Motorists have been urged to fill up ahead of the public holiday or risk paying more than $2 a litre at the pump.
Petrol prices are starting to rise across the country, with a peak price of $2.12 displayed at inner-city petrol stations in Sydney.
But the average price is sitting at $1.68 and motorists can still find fuel for as little as $1.54 a litre, amounting to a 58-cent difference between the cheapest and most expensive fuel.
Compare The Market energy expert Chris Ford said Sydney’s upwards phase of its fuel cycle was just beginning and a new cycle could be imminent for Brisbane and Melbourne.
There’s a 38-cent difference between the cheapest and most expensive fuel in Melbourne and an 18-cent difference across peak prices and low prices in Brisbane.
Mr Ford said servos commonly hiked prices ahead of public holidays.
“But after four weeks of prices falling, many retailers are choosing to delay increasing their prices,” Mr Ford said.
For people travelling over the holiday period, he recommended filling up before heading home to avoid higher prices on their return.
He also said petrol stations in high-traffic areas, such as arterial roads, often charged more, and urged consumers to hunt around for cheaper offers.
NRMA spokesman Peter Khoury said oil prices were falling, allowing petrol prices to moderate from the $2-a-litre highs seen in mid-2022.

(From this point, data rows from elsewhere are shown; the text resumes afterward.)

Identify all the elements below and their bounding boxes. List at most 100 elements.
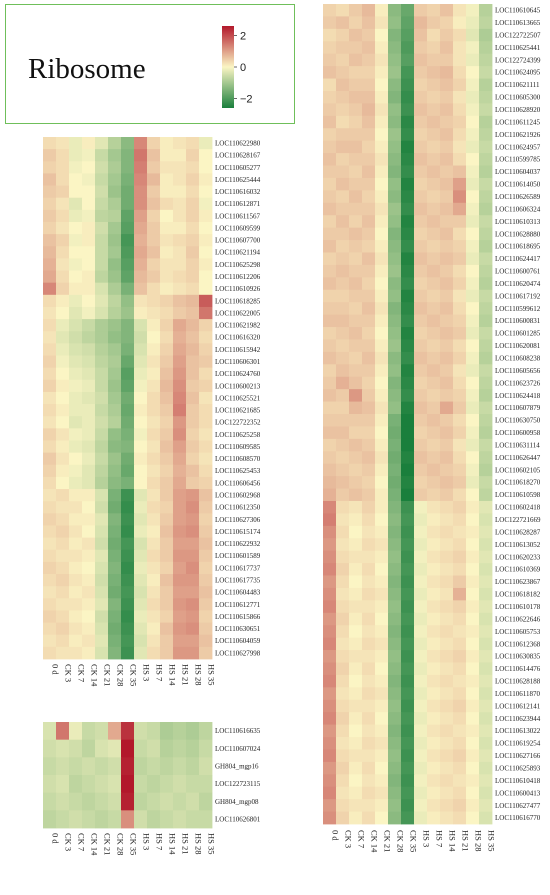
heatmap-cell: [453, 451, 467, 465]
column-label: CK 35: [129, 833, 139, 855]
heatmap-cell: [160, 185, 174, 199]
heatmap-cell: [69, 343, 83, 356]
heatmap-cell: [453, 761, 467, 775]
heatmap-cell: [336, 4, 350, 17]
heatmap-cell: [82, 574, 96, 587]
heatmap-cell: [134, 622, 148, 636]
heatmap-cell: [56, 646, 70, 660]
heatmap-cell: [134, 549, 148, 563]
heatmap-cell: [160, 246, 174, 259]
heatmap-cell: [199, 367, 213, 381]
heatmap-cell: [414, 227, 428, 241]
heatmap-cell: [401, 264, 415, 278]
heatmap-cell: [362, 637, 376, 651]
heatmap-cell: [375, 463, 389, 477]
heatmap-cell: [199, 464, 213, 478]
heatmap-cell: [375, 227, 389, 241]
heatmap-cell: [362, 699, 376, 713]
heatmap-cell: [440, 401, 454, 415]
heatmap-cell: [401, 339, 415, 353]
heatmap-cell: [479, 811, 493, 825]
heatmap-cell: [479, 451, 493, 465]
heatmap-cell: [466, 66, 480, 79]
heatmap-cell: [336, 451, 350, 465]
heatmap-cell: [453, 314, 467, 328]
heatmap-cell: [440, 41, 454, 55]
heatmap-cell: [95, 173, 109, 186]
heatmap-cell: [388, 165, 402, 179]
row-label: LOC110624760: [215, 370, 261, 378]
heatmap-cell: [414, 637, 428, 651]
heatmap-cell: [388, 240, 402, 253]
heatmap-cell: [427, 414, 441, 427]
heatmap-cell: [69, 489, 83, 502]
heatmap-cell: [479, 612, 493, 626]
heatmap-cell: [134, 221, 148, 235]
heatmap-cell: [82, 525, 96, 539]
heatmap-cell: [479, 177, 493, 191]
heatmap-cell: [440, 600, 454, 614]
heatmap-cell: [108, 561, 122, 575]
heatmap-cell: [69, 270, 83, 284]
heatmap-cell: [375, 414, 389, 427]
heatmap-cell: [323, 277, 337, 291]
heatmap-cell: [466, 438, 480, 452]
heatmap-cell: [108, 282, 122, 296]
heatmap-cell: [388, 724, 402, 738]
heatmap-cell: [440, 774, 454, 788]
heatmap-cell: [388, 650, 402, 663]
heatmap-cell: [199, 294, 213, 308]
heatmap-cell: [362, 153, 376, 166]
heatmap-cell: [95, 331, 109, 344]
heatmap-cell: [186, 525, 200, 539]
heatmap-cell: [466, 662, 480, 676]
heatmap-cell: [401, 650, 415, 663]
heatmap-cell: [427, 538, 441, 552]
heatmap-cell: [414, 115, 428, 129]
heatmap-cell: [69, 149, 83, 162]
heatmap-cell: [466, 587, 480, 601]
heatmap-cell: [453, 28, 467, 42]
heatmap-cell: [401, 674, 415, 688]
heatmap-cell: [323, 339, 337, 353]
heatmap-cell: [323, 389, 337, 402]
heatmap-cell: [147, 404, 161, 417]
heatmap-cell: [362, 53, 376, 67]
heatmap-cell: [453, 277, 467, 291]
heatmap-cell: [388, 16, 402, 30]
heatmap-cell: [108, 209, 122, 223]
heatmap-cell: [453, 376, 467, 390]
row-label: LOC110601285: [495, 330, 541, 338]
heatmap-cell: [134, 246, 148, 259]
heatmap-cell: [56, 489, 70, 502]
heatmap-cell: [147, 246, 161, 259]
heatmap-cell: [349, 575, 363, 589]
heatmap-cell: [199, 598, 213, 611]
heatmap-cell: [69, 391, 83, 405]
heatmap-cell: [323, 587, 337, 601]
heatmap-cell: [466, 476, 480, 489]
heatmap-cell: [56, 137, 70, 150]
heatmap-cell: [160, 355, 174, 369]
heatmap-cell: [427, 401, 441, 415]
heatmap-cell: [186, 343, 200, 356]
heatmap-cell: [440, 227, 454, 241]
column-label: HS 21: [461, 830, 471, 852]
heatmap-cell: [427, 699, 441, 713]
heatmap-cell: [466, 786, 480, 800]
heatmap-cell: [95, 549, 109, 563]
row-label: LOC110618285: [215, 297, 261, 305]
heatmap-cell: [336, 264, 350, 278]
heatmap-cell: [414, 563, 428, 576]
heatmap-cell: [375, 438, 389, 452]
heatmap-cell: [82, 634, 96, 648]
heatmap-cell: [401, 41, 415, 55]
heatmap-cell: [160, 722, 174, 741]
heatmap-cell: [95, 537, 109, 551]
heatmap-cell: [375, 177, 389, 191]
heatmap-cell: [121, 586, 135, 599]
row-label: LOC110612771: [215, 601, 261, 609]
heatmap-cell: [160, 234, 174, 247]
heatmap-cell: [95, 428, 109, 441]
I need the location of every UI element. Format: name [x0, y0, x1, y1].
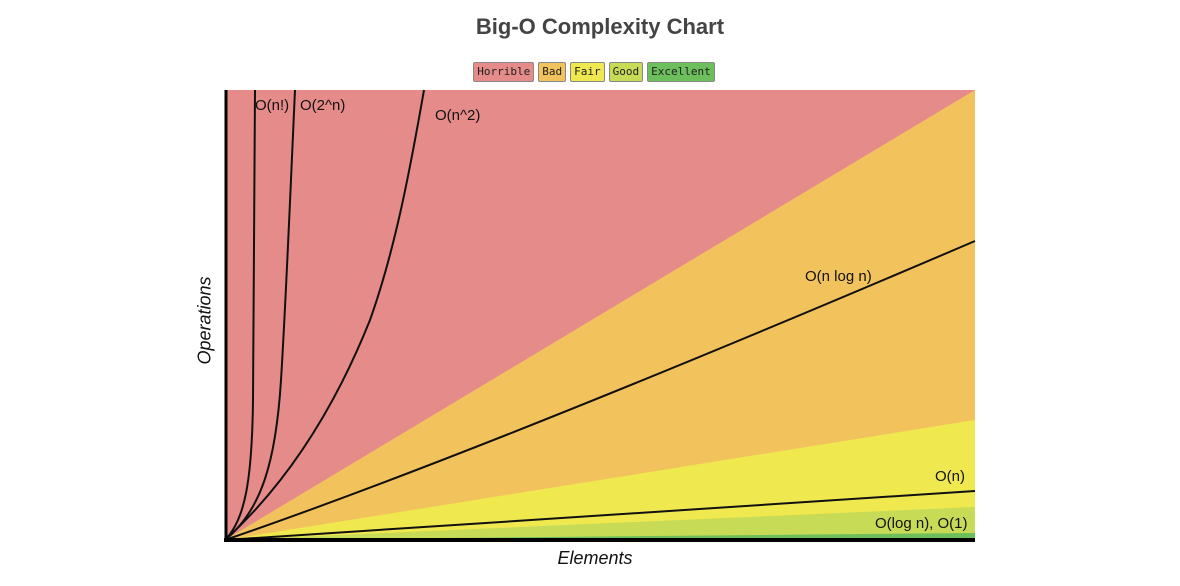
curve-linear: [224, 490, 976, 541]
label-quadratic: O(n^2): [435, 107, 480, 124]
label-exponential: O(2^n): [300, 97, 345, 114]
legend: Horrible Bad Fair Good Excellent: [0, 62, 1180, 82]
curve-nlogn: [224, 240, 976, 541]
curve-quadratic: [224, 89, 425, 541]
region-bad: [225, 90, 975, 540]
chart-title: Big-O Complexity Chart: [475, 14, 725, 39]
curve-exponential: [224, 89, 296, 541]
label-nlogn: O(n log n): [805, 268, 872, 285]
legend-good: Good: [608, 62, 644, 82]
legend-excellent: Excellent: [647, 62, 715, 82]
legend-bad: Bad: [538, 62, 567, 82]
x-axis-label: Elements: [557, 548, 633, 568]
label-linear: O(n): [935, 468, 965, 485]
legend-horrible: Horrible: [473, 62, 535, 82]
region-good: [225, 507, 975, 540]
region-fair: [225, 420, 975, 540]
legend-fair: Fair: [570, 62, 605, 82]
curve-factorial: [224, 89, 256, 541]
label-factorial: O(n!): [255, 97, 289, 114]
label-log-const: O(log n), O(1): [875, 515, 968, 532]
y-axis-label: Operations: [194, 276, 215, 365]
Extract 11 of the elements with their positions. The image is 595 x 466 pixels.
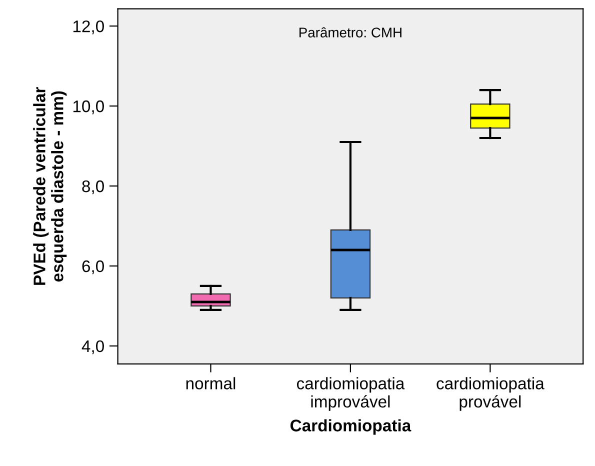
x-tick-label: cardiomiopatia provável [436, 377, 544, 411]
x-axis-title: Cardiomiopatia [290, 419, 412, 435]
x-tick-label: normal [186, 377, 236, 390]
y-tick-label: 10,0 [73, 100, 104, 114]
y-axis-title: PVEd (Parede ventricular esquerda diastole - mm) [33, 87, 67, 285]
y-tick-label: 12,0 [73, 20, 104, 34]
y-tick-label: 4,0 [82, 340, 104, 354]
annotation: Parâmetro: CMH [300, 27, 402, 38]
x-tick-label: cardiomiopatia improvável [296, 377, 405, 411]
y-tick-label: 8,0 [82, 180, 104, 194]
y-tick-label: 6,0 [82, 260, 104, 274]
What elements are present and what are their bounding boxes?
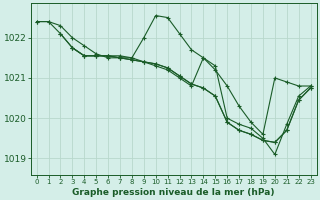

“Finding the cheapest fuel around and filling up now while prices have bottomed out could help a family driving a standard family sedan as much as $30 on a tank of fuel and among skyrocketing inflation that will go a long way to helping families,” Mr Khoury said.
Average petrol prices vary markedly across the major cities, with motorists paying around $1.80 a litre in Hobart, $1.77 a litre in Canberra and 1.74 a litre in Adelaide.
Motorists in Brisbane, Darwin and Melbourne are also paying above $1.70 a litre, on average, while Perth drivers are looking at prices under $1.70 a litre.